Karellen movió apenas la mano. El gran panorama se desvaneció dejando sólo un sombrío vacío de profundidad indeterminada. La realidad de su empleo y de su posición volvieron a él.

—Rupert Boyce es, en cierto modo, un curioso personaje —respondió Rashaverak—. Profesionalmente está a cargo de una importante sección de la reserva africana. Es bastante eficiente, y tiene interés en su trabajo. Como debe vigilar varios kilómetros cuadrados, está usando uno de los quince visores panorámicos que hemos entregado en préstamo; con los resguardos usuales, como es natural. El visor, además, es el único capaz de emitir toda clase de proyecciones. Boyce puede aprovechar muy bien estas facilidades, por eso le hemos permitido emplear el aparato.

—¿Qué razones ha dado?

—Quería aparecerse a los animales salvajes, para que fueran acostumbrándose, y no lo atacaran cuando se presentase ante ellos. La teoría resultó exacta con animales que reaccionan más con los estímulos visuales que con los olfativos... Aunque probablemente un día terminarán por matarlo. Y, naturalmente, le hemos dejado el aparato por otras razones.

—¿Para que cooperase con nosotros?

—Precisamente. Me puse en contacto con Boyce porque es dueño de una de las mejores bibliotecas del mundo en cuestiones de parapsicología y otros temas afines. Cortésmente, pero con firmeza, rehusó a prestarnos sus libros, y tuve que visitarlo. Me he leído la mitad de su biblioteca. Ha sido una prueba bastante dura.

—Lo creo —dijo Karellen secamente—. ¿Ha descubierto algo entre toda esa bazofia?

—Sí. Once casos seguros, y veintisiete probables.
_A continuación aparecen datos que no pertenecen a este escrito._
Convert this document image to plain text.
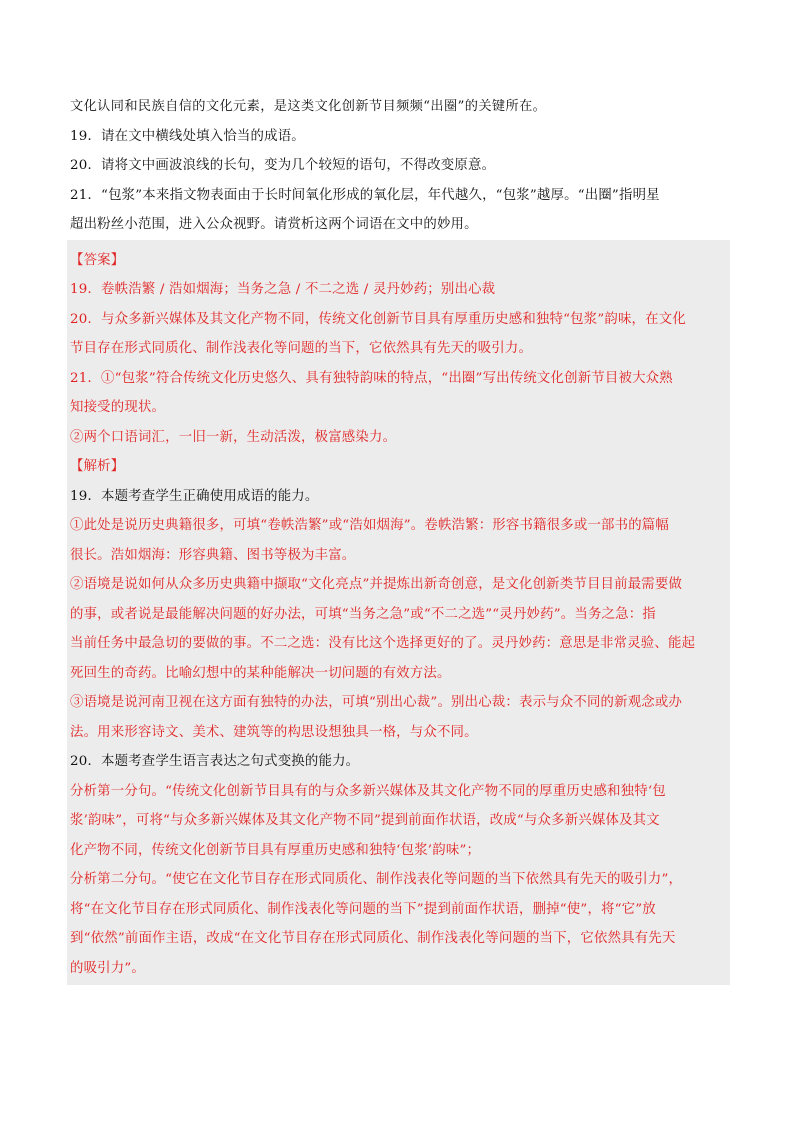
文化认同和民族自信的文化元素，是这类文化创新节目频频“出圈”的关键所在。
19．请在文中横线处填入恰当的成语。
20．请将文中画波浪线的长句，变为几个较短的语句，不得改变原意。
21．“包浆”本来指文物表面由于长时间氧化形成的氧化层，年代越久，“包浆”越厚。“出圈”指明星
超出粉丝小范围，进入公众视野。请赏析这两个词语在文中的妙用。
【答案】
19．卷帙浩繁 / 浩如烟海；当务之急 / 不二之选 / 灵丹妙药；别出心裁
20．与众多新兴媒体及其文化产物不同，传统文化创新节目具有厚重历史感和独特“包浆”韵味，在文化
节目存在形式同质化、制作浅表化等问题的当下，它依然具有先天的吸引力。
21．①“包浆”符合传统文化历史悠久、具有独特韵味的特点，“出圈”写出传统文化创新节目被大众熟
知接受的现状。
②两个口语词汇，一旧一新，生动活泼，极富感染力。
【解析】
19．本题考查学生正确使用成语的能力。
①此处是说历史典籍很多，可填“卷帙浩繁”或“浩如烟海”。卷帙浩繁：形容书籍很多或一部书的篇幅
很长。浩如烟海：形容典籍、图书等极为丰富。
②语境是说如何从众多历史典籍中撷取“文化亮点”并提炼出新奇创意，是文化创新类节目目前最需要做
的事，或者说是最能解决问题的好办法，可填“当务之急”或“不二之选”“灵丹妙药”。当务之急：指
当前任务中最急切的要做的事。不二之选：没有比这个选择更好的了。灵丹妙药：意思是非常灵验、能起
死回生的奇药。比喻幻想中的某种能解决一切问题的有效方法。
③语境是说河南卫视在这方面有独特的办法，可填“别出心裁”。别出心裁：表示与众不同的新观念或办
法。用来形容诗文、美术、建筑等的构思设想独具一格，与众不同。
20．本题考查学生语言表达之句式变换的能力。
分析第一分句。“传统文化创新节目具有的与众多新兴媒体及其文化产物不同的厚重历史感和独特‘包
浆’韵味”，可将“与众多新兴媒体及其文化产物不同”提到前面作状语，改成“与众多新兴媒体及其文
化产物不同，传统文化创新节目具有厚重历史感和独特‘包浆’韵味”；
分析第二分句。“使它在文化节目存在形式同质化、制作浅表化等问题的当下依然具有先天的吸引力”，
将“在文化节目存在形式同质化、制作浅表化等问题的当下”提到前面作状语，删掉“使”，将“它”放
到“依然”前面作主语，改成“在文化节目存在形式同质化、制作浅表化等问题的当下，它依然具有先天
的吸引力”。
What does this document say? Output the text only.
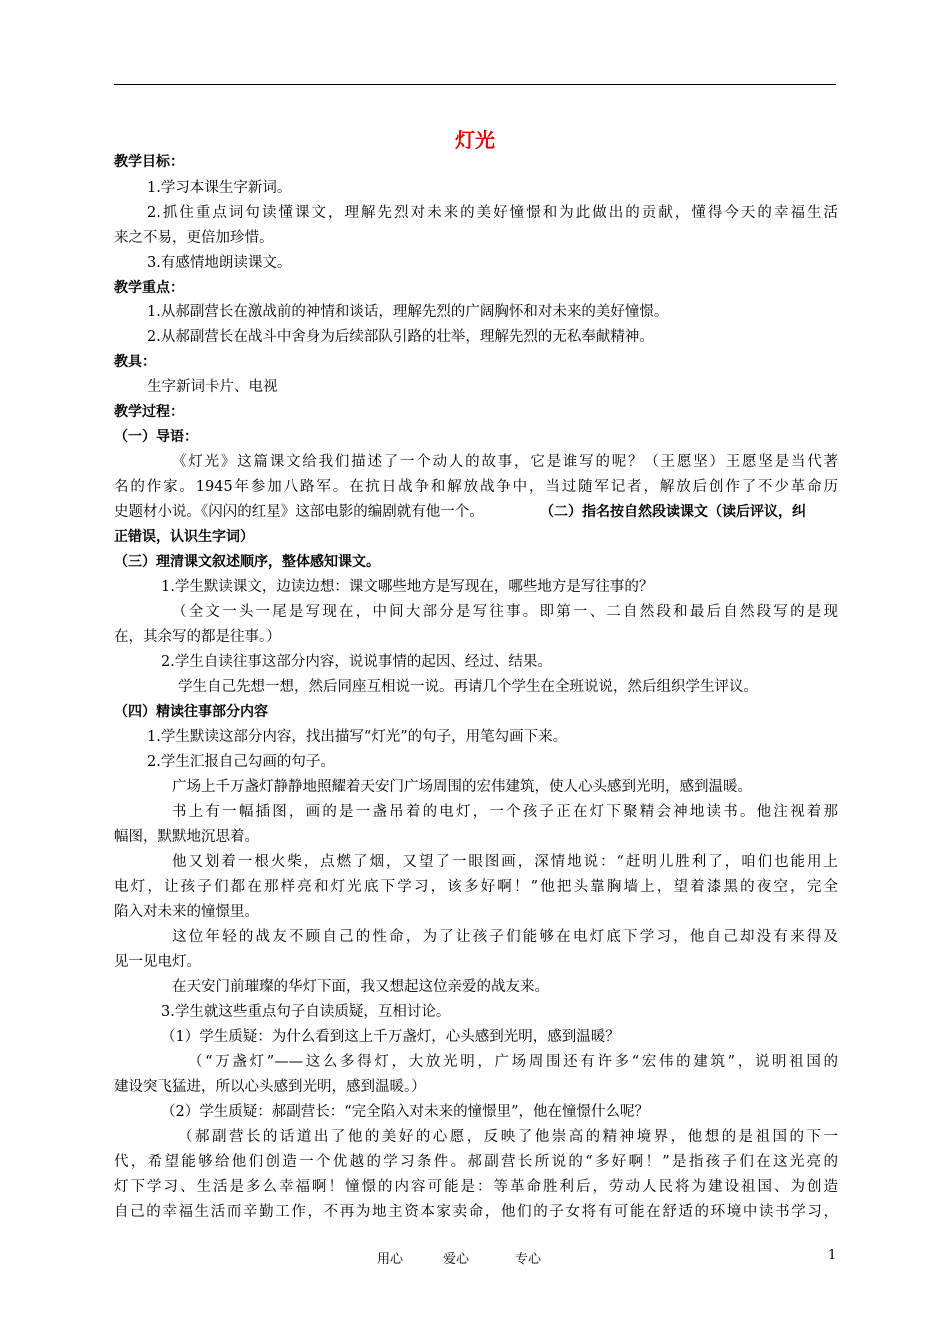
灯光
教学目标：
1.学习本课生字新词。
2.抓住重点词句读懂课文，理解先烈对未来的美好憧憬和为此做出的贡献，懂得今天的幸福生活
来之不易，更倍加珍惜。
3.有感情地朗读课文。
教学重点：
1.从郝副营长在激战前的神情和谈话，理解先烈的广阔胸怀和对未来的美好憧憬。
2.从郝副营长在战斗中舍身为后续部队引路的壮举，理解先烈的无私奉献精神。
教具：
生字新词卡片、电视
教学过程：
（一）导语：
《灯光》这篇课文给我们描述了一个动人的故事，它是谁写的呢？（王愿坚）王愿坚是当代著
名的作家。1945年参加八路军。在抗日战争和解放战争中，当过随军记者，解放后创作了不少革命历
史题材小说。《闪闪的红星》这部电影的编剧就有他一个。	（二）指名按自然段读课文（读后评议，纠
正错误，认识生字词）
（三）理清课文叙述顺序，整体感知课文。
1.学生默读课文，边读边想：课文哪些地方是写现在，哪些地方是写往事的？
（全文一头一尾是写现在，中间大部分是写往事。即第一、二自然段和最后自然段写的是现
在，其余写的都是往事。）
2.学生自读往事这部分内容，说说事情的起因、经过、结果。
学生自己先想一想，然后同座互相说一说。再请几个学生在全班说说，然后组织学生评议。
（四）精读往事部分内容
1.学生默读这部分内容，找出描写“灯光”的句子，用笔勾画下来。
2.学生汇报自己勾画的句子。
广场上千万盏灯静静地照耀着天安门广场周围的宏伟建筑，使人心头感到光明，感到温暖。
书上有一幅插图，画的是一盏吊着的电灯，一个孩子正在灯下聚精会神地读书。他注视着那
幅图，默默地沉思着。
他又划着一根火柴，点燃了烟，又望了一眼图画，深情地说：“赶明儿胜利了，咱们也能用上
电灯，让孩子们都在那样亮和灯光底下学习，该多好啊！”他把头靠胸墙上，望着漆黑的夜空，完全
陷入对未来的憧憬里。
这位年轻的战友不顾自己的性命，为了让孩子们能够在电灯底下学习，他自己却没有来得及
见一见电灯。
在天安门前璀璨的华灯下面，我又想起这位亲爱的战友来。
3.学生就这些重点句子自读质疑，互相讨论。
（1）学生质疑：为什么看到这上千万盏灯，心头感到光明，感到温暖？
（“万盏灯”——这么多得灯，大放光明，广场周围还有许多“宏伟的建筑”，说明祖国的
建设突飞猛进，所以心头感到光明，感到温暖。）
（2）学生质疑：郝副营长：“完全陷入对未来的憧憬里”，他在憧憬什么呢？
（郝副营长的话道出了他的美好的心愿，反映了他崇高的精神境界，他想的是祖国的下一
代，希望能够给他们创造一个优越的学习条件。郝副营长所说的“多好啊！”是指孩子们在这光亮的
灯下学习、生活是多么幸福啊！憧憬的内容可能是：等革命胜利后，劳动人民将为建设祖国、为创造
自己的幸福生活而辛勤工作，不再为地主资本家卖命，他们的子女将有可能在舒适的环境中读书学习，
用心	爱心	专心	1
Pero como el material sólo recoge casos aislados no es posible utilizarlos con fines estadísticos. Y la evidencia está mezclada a menudo con cierto misticismo... quizá la mayor aberración de la mente humana.

—¿Y cuál es la actitud de Boyce ante todo esto?

—Pretende ser un hombre de mente libre y escéptica, pero el tiempo y el esfuerzo que ha dedicado a sus libros revelan cierta fe subconsciente. Lo desafié a que me lo negase y me respondió que quizá yo tenía razón. Boyce anda buscando una prueba decisiva. Por eso realiza esas experiencias, aunque pretenda que sólo se trata de juegos.

—¿Y Boyce cree que nuestro interés es sólo académico? ¿Está usted seguro?

—Totalmente seguro. La mente de Boyce es, en muchos sentidos, bastante simple y obtusa. Por eso mismo su interés por esta esfera particular tiene un carácter algo patético. No es necesario tomar ninguna medida especial.

—Ya veo. ¿Y qué hay de la muchacha que se desmayó?

—Esto es lo más interesante. Jean Morrel fue, casi con seguridad, el canal por el que vino la información. Pero ya tiene veintiséis años. Excesivamente mayor para que se la considere, de acuerdo con nuestras experiencias anteriores, un contacto primario. Tiene que haber, por lo tanto, alguien muy unido a ella. La conclusión es obvia. No tendremos que esperar muchos años. Habrá que transferirla a la categoría púrpura. Jean Morrel puede convertirse en el ser humano más importante de esta época.